I returned to France on 13 September, and took over my old brigade on the 19th of the same month. We were shoved in at the Polygon Wood on the 26th, and after four days got so badly mauled that we were brought out to refit. On 7 October, very much to my surprise, I was given command of a division and was on the fringes of the Ypres fighting during the first days of November. From that front we were hurried down to Cambrai in support, but came in only for the last backwash of that singular battle. We held a bit of the St Quentin sector till just before Christmas, when we had a spell of rest in billets, which endured, so far as I was concerned, till the beginning of January, when I was sent off on the errand which I shall presently relate.
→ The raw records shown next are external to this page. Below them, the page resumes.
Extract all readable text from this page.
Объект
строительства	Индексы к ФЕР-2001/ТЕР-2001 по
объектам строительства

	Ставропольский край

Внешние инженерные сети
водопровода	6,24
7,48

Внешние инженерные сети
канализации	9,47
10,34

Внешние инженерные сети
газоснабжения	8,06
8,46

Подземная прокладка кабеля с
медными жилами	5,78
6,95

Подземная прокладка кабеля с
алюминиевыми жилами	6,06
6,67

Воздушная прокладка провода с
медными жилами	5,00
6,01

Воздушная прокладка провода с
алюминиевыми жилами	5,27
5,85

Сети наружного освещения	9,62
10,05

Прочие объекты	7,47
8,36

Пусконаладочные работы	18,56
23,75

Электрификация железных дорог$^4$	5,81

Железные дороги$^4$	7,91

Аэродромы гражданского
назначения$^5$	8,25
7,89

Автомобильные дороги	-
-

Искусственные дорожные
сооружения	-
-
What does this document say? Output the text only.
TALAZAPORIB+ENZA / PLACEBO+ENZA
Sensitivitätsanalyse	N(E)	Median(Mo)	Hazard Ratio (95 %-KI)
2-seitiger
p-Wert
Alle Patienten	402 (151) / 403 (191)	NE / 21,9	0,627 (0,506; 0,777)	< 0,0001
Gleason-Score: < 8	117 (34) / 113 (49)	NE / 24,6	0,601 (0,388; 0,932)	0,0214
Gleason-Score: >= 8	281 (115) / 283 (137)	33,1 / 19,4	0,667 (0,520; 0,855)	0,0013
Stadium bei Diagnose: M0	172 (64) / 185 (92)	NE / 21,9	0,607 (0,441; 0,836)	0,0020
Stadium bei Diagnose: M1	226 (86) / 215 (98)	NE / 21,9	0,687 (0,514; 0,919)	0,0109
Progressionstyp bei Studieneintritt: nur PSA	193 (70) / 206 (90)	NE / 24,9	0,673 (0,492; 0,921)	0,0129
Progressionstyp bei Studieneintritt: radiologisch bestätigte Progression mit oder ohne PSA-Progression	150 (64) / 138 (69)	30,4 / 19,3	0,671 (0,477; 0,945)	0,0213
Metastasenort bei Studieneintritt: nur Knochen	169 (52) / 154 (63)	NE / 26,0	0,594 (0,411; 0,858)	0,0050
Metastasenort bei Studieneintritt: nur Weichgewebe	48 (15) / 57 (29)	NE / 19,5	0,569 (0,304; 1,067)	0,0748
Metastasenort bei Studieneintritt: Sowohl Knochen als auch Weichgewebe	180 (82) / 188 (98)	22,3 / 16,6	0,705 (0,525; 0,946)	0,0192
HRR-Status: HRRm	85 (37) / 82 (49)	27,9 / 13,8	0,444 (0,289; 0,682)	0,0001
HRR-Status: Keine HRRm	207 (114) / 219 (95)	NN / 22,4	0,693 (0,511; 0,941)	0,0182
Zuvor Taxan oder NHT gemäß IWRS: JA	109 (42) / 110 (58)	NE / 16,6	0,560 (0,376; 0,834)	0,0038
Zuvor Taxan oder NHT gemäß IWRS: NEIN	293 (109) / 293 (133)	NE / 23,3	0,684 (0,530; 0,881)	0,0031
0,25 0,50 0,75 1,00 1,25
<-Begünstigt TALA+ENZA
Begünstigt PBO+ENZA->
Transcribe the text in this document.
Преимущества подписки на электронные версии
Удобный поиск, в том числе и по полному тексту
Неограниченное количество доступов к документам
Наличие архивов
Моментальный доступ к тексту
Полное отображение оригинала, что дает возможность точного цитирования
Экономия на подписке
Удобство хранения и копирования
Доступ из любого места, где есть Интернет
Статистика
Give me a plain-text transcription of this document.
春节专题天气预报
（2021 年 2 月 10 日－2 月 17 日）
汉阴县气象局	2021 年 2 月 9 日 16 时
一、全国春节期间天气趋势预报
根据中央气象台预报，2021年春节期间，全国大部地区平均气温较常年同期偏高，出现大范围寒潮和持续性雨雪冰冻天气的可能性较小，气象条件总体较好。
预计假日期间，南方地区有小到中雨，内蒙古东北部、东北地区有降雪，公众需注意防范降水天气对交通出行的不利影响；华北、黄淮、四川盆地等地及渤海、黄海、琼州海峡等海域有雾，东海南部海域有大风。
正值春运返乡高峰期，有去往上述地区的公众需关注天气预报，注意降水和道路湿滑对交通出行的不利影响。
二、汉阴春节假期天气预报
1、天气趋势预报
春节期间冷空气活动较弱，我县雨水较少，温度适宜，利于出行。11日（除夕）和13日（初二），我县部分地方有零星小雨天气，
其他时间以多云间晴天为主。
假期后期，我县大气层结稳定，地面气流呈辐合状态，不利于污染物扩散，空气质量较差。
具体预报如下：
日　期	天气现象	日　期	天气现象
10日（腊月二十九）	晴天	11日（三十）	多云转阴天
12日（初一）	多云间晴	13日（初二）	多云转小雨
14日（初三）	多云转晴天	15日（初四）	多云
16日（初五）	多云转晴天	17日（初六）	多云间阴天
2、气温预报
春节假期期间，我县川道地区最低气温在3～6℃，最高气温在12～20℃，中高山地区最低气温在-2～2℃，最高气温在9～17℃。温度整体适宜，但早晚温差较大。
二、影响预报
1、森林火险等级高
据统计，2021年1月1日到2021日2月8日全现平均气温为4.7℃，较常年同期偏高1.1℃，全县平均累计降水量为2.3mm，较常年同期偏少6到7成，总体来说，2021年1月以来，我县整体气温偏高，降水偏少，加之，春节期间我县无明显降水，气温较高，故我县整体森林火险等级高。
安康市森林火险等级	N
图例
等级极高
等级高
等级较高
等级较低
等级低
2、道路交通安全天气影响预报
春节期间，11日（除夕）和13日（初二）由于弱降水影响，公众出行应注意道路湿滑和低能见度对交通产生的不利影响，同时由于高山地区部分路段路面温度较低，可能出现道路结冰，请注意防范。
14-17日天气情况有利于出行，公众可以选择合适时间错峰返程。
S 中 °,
That is a brief summary of my military record in the latter part of 1917. I am not going to enlarge on the fighting. Except for the days of the Polygon Wood it was neither very severe nor very distinguished, and you will find it in the history books. What I have to tell of here is my own personal quest, for all the time I was living with my mind turned two ways. In the morasses of the Haanebeek flats, in the slimy support lines at Zonnebeke, in the tortured uplands about Flesquieres, and in many other odd places I kept worrying at my private conundrum. At night I would lie awake thinking of it, and many a toss I took into shell-holes and many a time I stepped off the duckboards, because my eyes were on a different landscape. Nobody ever chewed a few wretched clues into such a pulp as I did during those bleak months in Flanders and Picardy.
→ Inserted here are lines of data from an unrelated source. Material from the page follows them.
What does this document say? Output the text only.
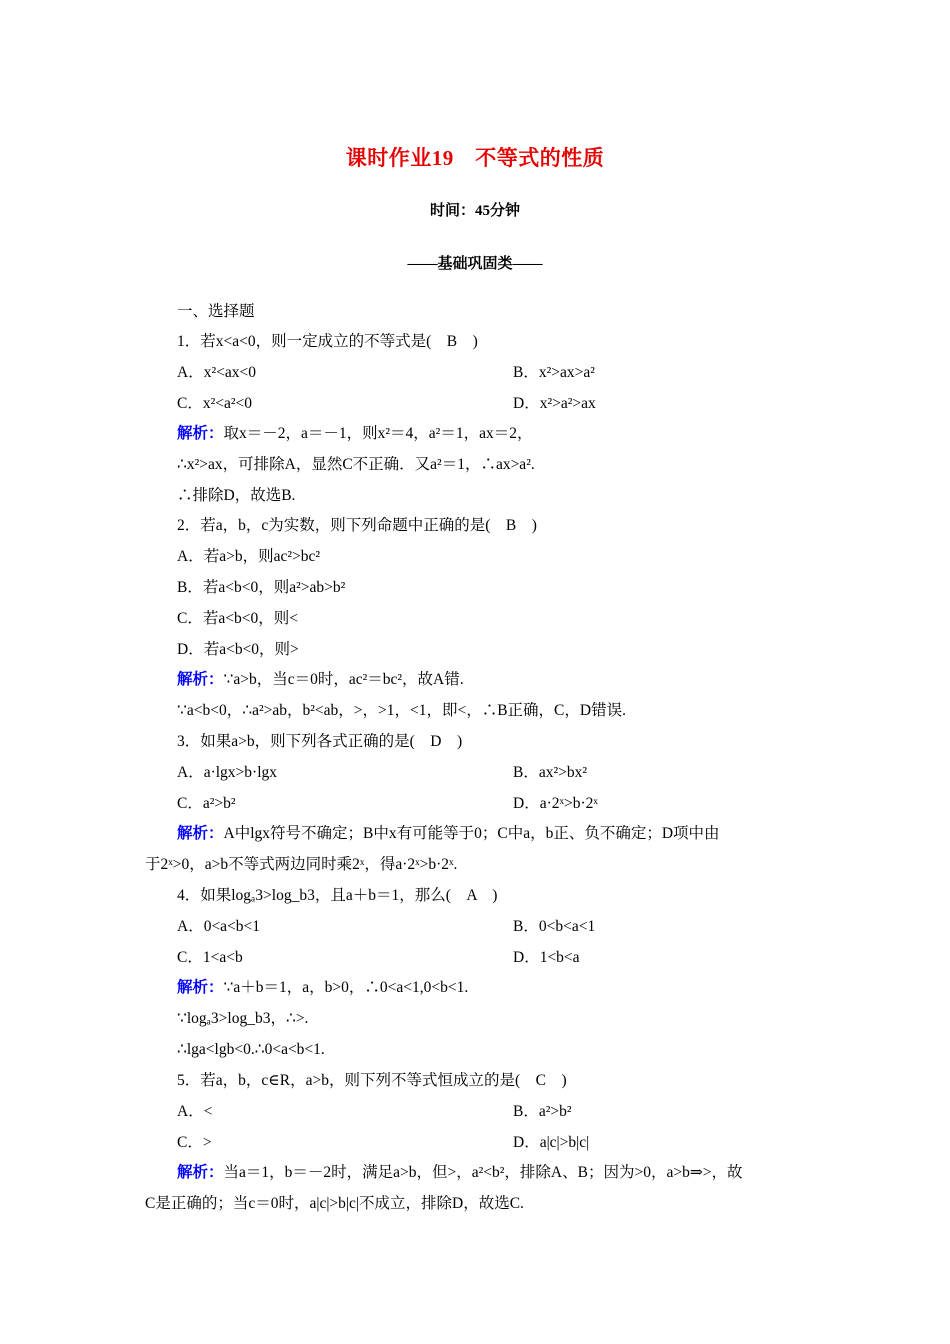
课时作业19　不等式的性质
时间：45分钟
——基础巩固类——
一、选择题
1．若x<a<0，则一定成立的不等式是(　B　)
A．x²<ax<0	B．x²>ax>a²
C．x²<a²<0	D．x²>a²>ax
解析：取x＝－2，a＝－1，则x²＝4，a²＝1，ax＝2，
∴x²>ax，可排除A，显然C不正确．又a²＝1，∴ax>a².
∴排除D，故选B.
2．若a，b，c为实数，则下列命题中正确的是(　B　)
A．若a>b，则ac²>bc²
B．若a<b<0，则a²>ab>b²
C．若a<b<0，则<
D．若a<b<0，则>
解析：∵a>b，当c＝0时，ac²＝bc²，故A错.
∵a<b<0，∴a²>ab，b²<ab，>，>1，<1，即<，∴B正确，C，D错误.
3．如果a>b，则下列各式正确的是(　D　)
A．a·lgx>b·lgx	B．ax²>bx²
C．a²>b²	D．a·2ˣ>b·2ˣ
解析：A中lgx符号不确定；B中x有可能等于0；C中a，b正、负不确定；D项中由
于2ˣ>0，a>b不等式两边同时乘2ˣ，得a·2ˣ>b·2ˣ.
4．如果logₐ3>log_b3，且a＋b＝1，那么(　A　)
A．0<a<b<1	B．0<b<a<1
C．1<a<b	D．1<b<a
解析：∵a＋b＝1，a，b>0，∴0<a<1,0<b<1.
∵logₐ3>log_b3，∴>.
∴lga<lgb<0.∴0<a<b<1.
5．若a，b，c∈R，a>b，则下列不等式恒成立的是(　C　)
A．<	B．a²>b²
C．>	D．a|c|>b|c|
解析：当a＝1，b＝－2时，满足a>b，但>，a²<b²，排除A、B；因为>0，a>b⇒>，故
C是正确的；当c＝0时，a|c|>b|c|不成立，排除D，故选C.
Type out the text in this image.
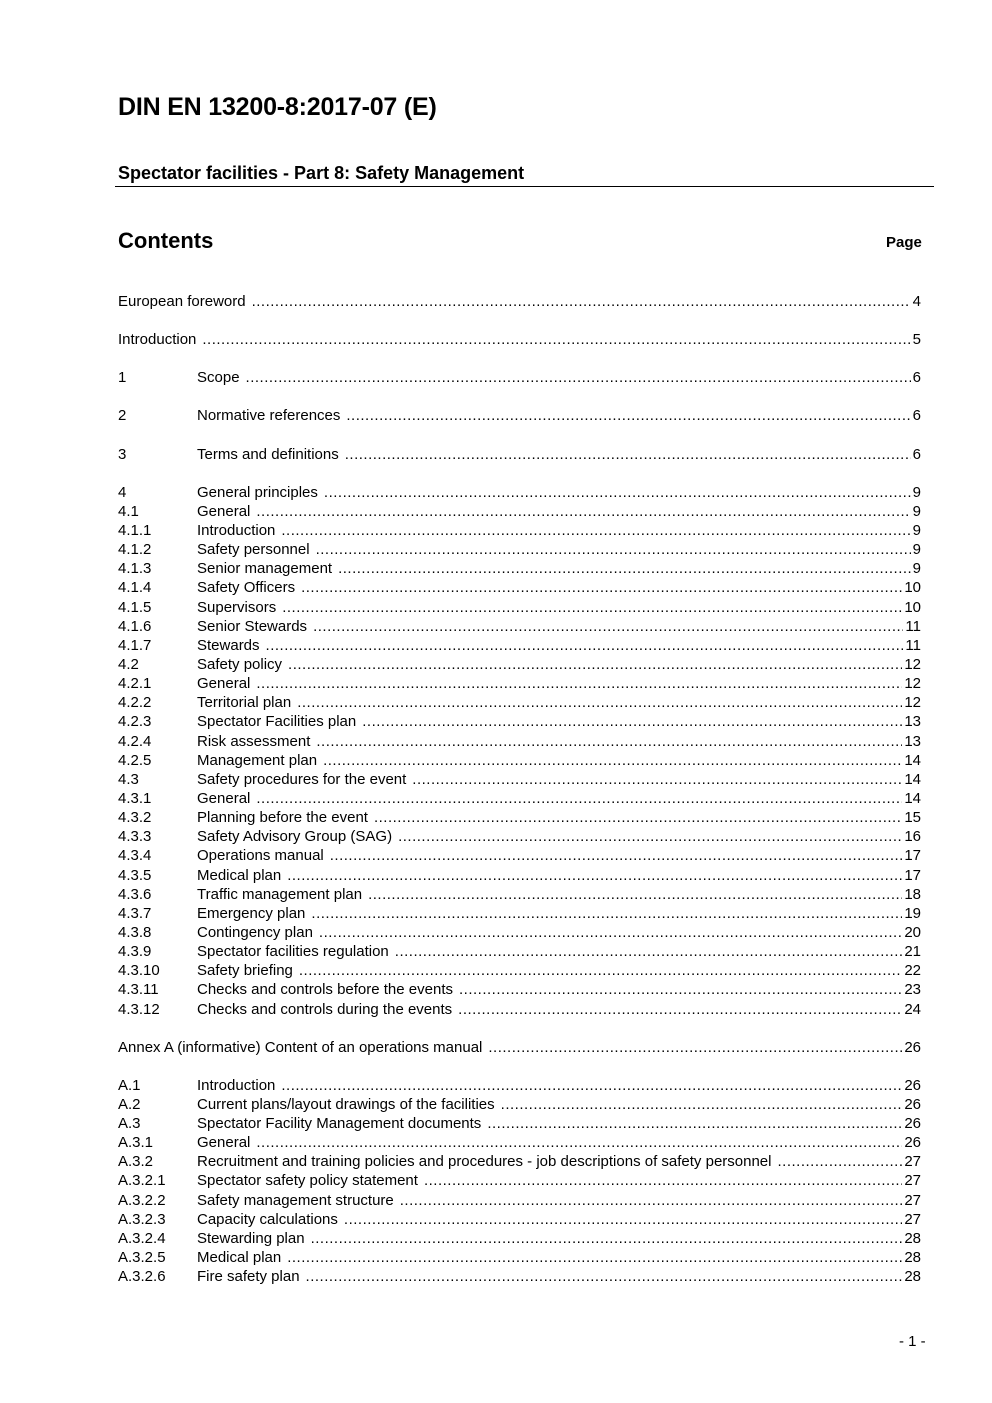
DIN EN 13200-8:2017-07 (E)
Spectator facilities - Part 8: Safety Management
Contents	Page
European foreword .....	4
Introduction .....	5
1	Scope .....	6
2	Normative references .....	6
3	Terms and definitions .....	6
4	General principles .....	9
4.1	General .....	9
4.1.1	Introduction .....	9
4.1.2	Safety personnel .....	9
4.1.3	Senior management .....	9
4.1.4	Safety Officers .....	10
4.1.5	Supervisors .....	10
4.1.6	Senior Stewards .....	11
4.1.7	Stewards .....	11
4.2	Safety policy .....	12
4.2.1	General .....	12
4.2.2	Territorial plan .....	12
4.2.3	Spectator Facilities plan .....	13
4.2.4	Risk assessment .....	13
4.2.5	Management plan .....	14
4.3	Safety procedures for the event .....	14
4.3.1	General .....	14
4.3.2	Planning before the event .....	15
4.3.3	Safety Advisory Group (SAG) .....	16
4.3.4	Operations manual .....	17
4.3.5	Medical plan .....	17
4.3.6	Traffic management plan .....	18
4.3.7	Emergency plan .....	19
4.3.8	Contingency plan .....	20
4.3.9	Spectator facilities regulation .....	21
4.3.10	Safety briefing .....	22
4.3.11	Checks and controls before the events .....	23
4.3.12	Checks and controls during the events .....	24
Annex A (informative) Content of an operations manual .....	26
A.1	Introduction .....	26
A.2	Current plans/layout drawings of the facilities .....	26
A.3	Spectator Facility Management documents .....	26
A.3.1	General .....	26
A.3.2	Recruitment and training policies and procedures - job descriptions of safety personnel .....	27
A.3.2.1	Spectator safety policy statement .....	27
A.3.2.2	Safety management structure .....	27
A.3.2.3	Capacity calculations .....	27
A.3.2.4	Stewarding plan .....	28
A.3.2.5	Medical plan .....	28
A.3.2.6	Fire safety plan .....	28
- 1 -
For I had an instinct that the thing was desperately grave, graver even than the battle before me. Russia had gone headlong to the devil, Italy had taken it between the eyes and was still dizzy, and our own prospects were none too bright. The Boche was getting uppish and with some cause, and I foresaw a rocky time ahead till America could line up with us in the field. It was the chance for the Wild Birds, and I used to wake in a sweat to think what devilry Ivery might be engineering. I believe I did my proper job reasonably well, but I put in my most savage thinking over the other. I remember how I used to go over every hour of every day from that June night in the Cotswolds till my last meeting with Bullivant in London, trying to find a new bearing. I should probably have got brain-fever, if I hadn’t had to spend most of my days and nights fighting a stiffish battle with a very watchful Hun. That kept my mind balanced, and I dare say it gave an edge to it; for during those months I was lucky enough to hit on a better scent than Bullivant and Macgillivray and Blenkiron, pulling a thousand wires in their London offices.
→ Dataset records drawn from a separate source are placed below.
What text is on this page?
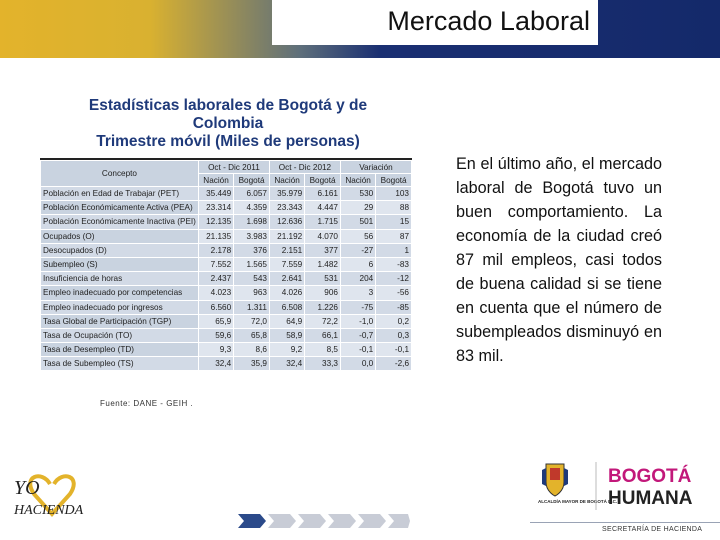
Mercado Laboral
Estadísticas laborales de Bogotá y de
Colombia
Trimestre móvil (Miles de personas)
Concepto	Oct - Dic 2011		Oct - Dic 2012		Variación	
	Nación	Bogotá	Nación	Bogotá	Nación	Bogotá
Población en Edad de Trabajar (PET)	35.449	6.057	35.979	6.161	530	103
Población Económicamente Activa (PEA)	23.314	4.359	23.343	4.447	29	88
Población Económicamente Inactiva (PEI)	12.135	1.698	12.636	1.715	501	15
Ocupados (O)	21.135	3.983	21.192	4.070	56	87
Desocupados (D)	2.178	376	2.151	377	-27	1
Subempleo (S)	7.552	1.565	7.559	1.482	6	-83
Insuficiencia de horas	2.437	543	2.641	531	204	-12
Empleo inadecuado por competencias	4.023	963	4.026	906	3	-56
Empleo inadecuado por ingresos	6.560	1.311	6.508	1.226	-75	-85
Tasa Global de Participación (TGP)	65,9	72,0	64,9	72,2	-1,0	0,2
Tasa de Ocupación (TO)	59,6	65,8	58,9	66,1	-0,7	0,3
Tasa de Desempleo (TD)	9,3	8,6	9,2	8,5	-0,1	-0,1
Tasa de Subempleo (TS)	32,4	35,9	32,4	33,3	0,0	-2,6
Fuente: DANE - GEIH .
En el último año, el mercado laboral de Bogotá tuvo un buen comportamiento. La economía de la ciudad creó 87 mil empleos, casi todos de buena calidad si se tiene en cuenta que el número de subempleados disminuyó en 83 mil.
YO
HACIENDA
ALCALDÍA MAYOR DE BOGOTÁ D.C.
BOGOTÁ
HUMANA
SECRETARÍA DE HACIENDA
I will set down in order of time the various incidents in this private quest of mine. The first was my meeting with Geordie Hamilton. It happened just after I rejoined the brigade, when I went down to have a look at our Scots Fusilier battalion. The old brigade had been roughly handled on 31st July, and had had to get heavy drafts to come anywhere near strength. The Fusiliers especially were almost a new lot, formed by joining our remnants to the remains of a battalion in another division and bringing about a dozen officers from the training unit at home.

I inspected the men and my eyes caught sight of a familiar face. I asked his name and the colonel got it from the sergeant-major. It was Lance-Corporal George Hamilton.

Now I wanted a new batman, and I resolved then and there to have my old antagonist. That afternoon he reported to me at brigade headquarters. As I looked at that solid bandy-legged figure, standing as stiff to attention as a tobacconist’s sign, his ugly face hewn out of brown oak, his honest, sullen mouth, and his blue eyes staring into vacancy, I knew I had got the man I wanted.

“Hamilton,” I said, “you and I have met before.”

“Sirr?” came the mystified answer.

“Look at me, man, and tell me if you don’t recognise me.”

He moved his eyes a fraction, in a respectful glance.